Ruggeri, difeso dall’avvocato Raffaele Mezzoni, ha respinto le accuse sostenendo di non essersi mai occupato di gare d’appalto e di aver interrotto i suoi rapporti con la santa sede dal 9 anni. Ha sostenuto di aver gestito delle somme per conto di Giancaterino ma di non essere un faccendiere. Giancaterino, difeso dagli avvocato Antonio Pascale e Leonardo Casciere, avrebbe ammesso di aver dato delle somme di denaro, confermando in parte le accuse dei pm Maurizio Maria Cerrato e Roberto Savelli. Di Pietro, assistito dall’avvocato Armando Di Pietro, si è avvalso della facoltà di non rispondere.
I nomi della coppia Giancaterino-Ruggeri spunta anche nella vicenda della mega discarica di Bussi, in particolare sulle voci che hanno avvelenato il processo e la sua sentenza. Sembra fossero proprio loro, secondo quanto emerge dalle carte processuali, a mettere in circolazione le voci sulla presunta sentenza pilotata . I loro nomi, infatti, figurano nelle sommarie informazioni che l’ex direttore generale della Regione Abruzzo, Cristina Gerardis, rilascio il 15 luglio 2015 ai magistrati di Campobasso che stavano indagando sulla presidente della Corte d’Assise di quel processo Camillo Romandini, la cui posizione è stata archiviata. Secondo la Gerardis, i due arrestati dell’inchiesta avezzanese avrebbero confidato al commissario Adriano Goio che la sentenza su Bussi sarebbe stata pilotata. Si tratta però di circostanze su cui non c’è stata mai alcuna prova e nessun riscontro, se non le voci dei due indagati.
I nomi di Giancaterino e Ruggeri sarebbero quindi stati associati già in precedenza, in tempi non sospetti. Secondo il Gip di Avezzano Proietti, nelle conversazioni telefoniche emergono discorsi in cui i due pensano che il loro modo di agire sia l’unico per poter lavorare nel settore degli appalti, provando di fatto ad avvicinare qualsiasi politico o dirigente, indipendentemente dalla propria disponibilità, nella convinzione che tutti siano corrotti. “Tutti i soggetti coinvolti nella presente vicenda”, afferma il gip, “sono pienamente convinti dell’inesistenza di alcuna gara di asta pubblica che non sia condizionata da accordi illeciti e, di conseguenza, di come sia quello illecito da loro adottato l’unico modo di agire possibile per potere operare con successo nel settore”.

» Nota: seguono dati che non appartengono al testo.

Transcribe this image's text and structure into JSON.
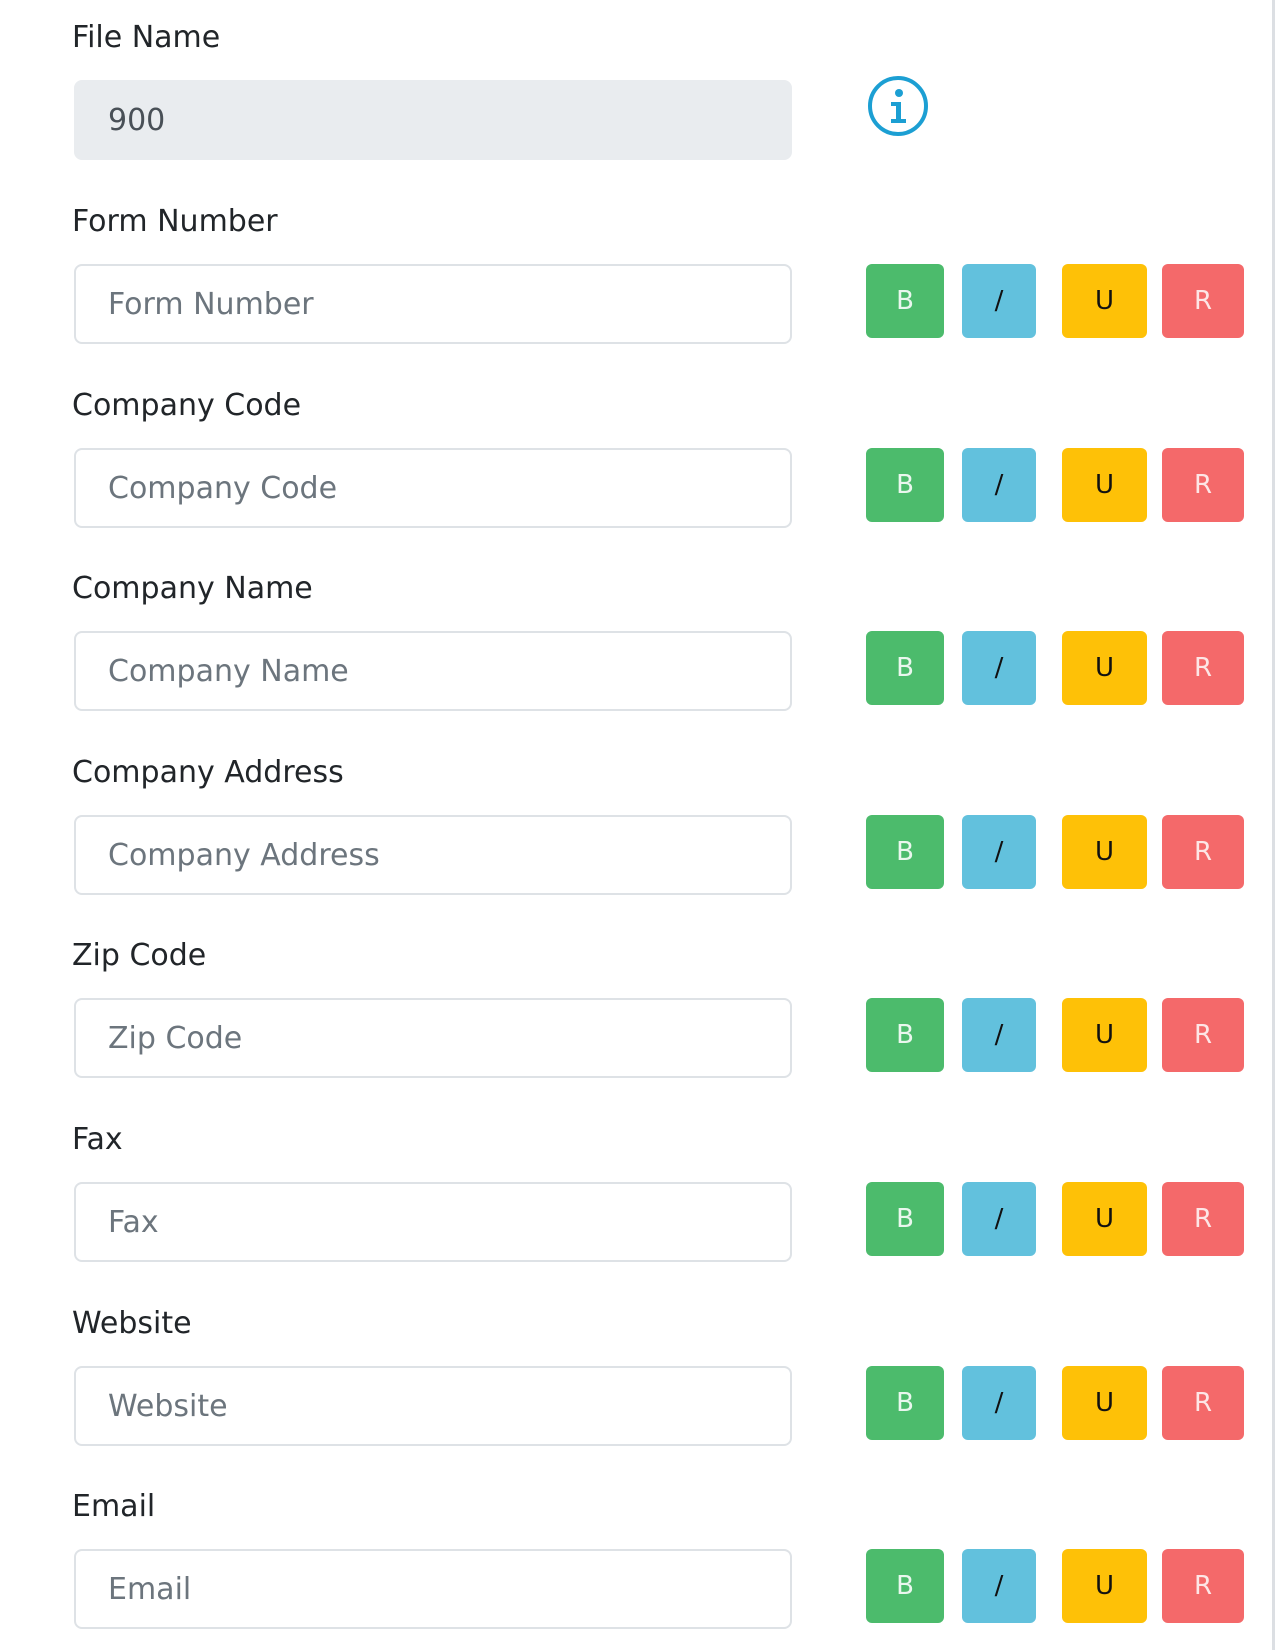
{
  "fields": [
    {
      "label": "File Name",
      "value": "900",
      "placeholder": "",
      "readonly": true
    },
    {
      "label": "Form Number",
      "value": "",
      "placeholder": "Form Number"
    },
    {
      "label": "Company Code",
      "value": "",
      "placeholder": "Company Code"
    },
    {
      "label": "Company Name",
      "value": "",
      "placeholder": "Company Name"
    },
    {
      "label": "Company Address",
      "value": "",
      "placeholder": "Company Address"
    },
    {
      "label": "Zip Code",
      "value": "",
      "placeholder": "Zip Code"
    },
    {
      "label": "Fax",
      "value": "",
      "placeholder": "Fax"
    },
    {
      "label": "Website",
      "value": "",
      "placeholder": "Website"
    },
    {
      "label": "Email",
      "value": "",
      "placeholder": "Email"
    }
  ],
  "format_buttons": {
    "bold": "B",
    "italic": "/",
    "underline": "U",
    "reset": "R"
  },
  "icons": {
    "file_name_info": "info-icon"
  },
  "colors": {
    "bold": "#4cbb6c",
    "italic": "#62c1dd",
    "underline": "#fec107",
    "reset": "#f4696a",
    "info_icon": "#1c9fd3",
    "readonly_bg": "#e9ecef"
  }
}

Ora acquista maggiore significato anche la a vicenda riguardante la vigilia della sentenza del maxiprocesso di primo grado di Bussi ai 19 ex dipendenti della Montedison in cui i due indagati della procura di Avezzano erano stati individuati da quella di Campobasso come l’origine della voce di una possibile tangente per aggiustare la sentenza.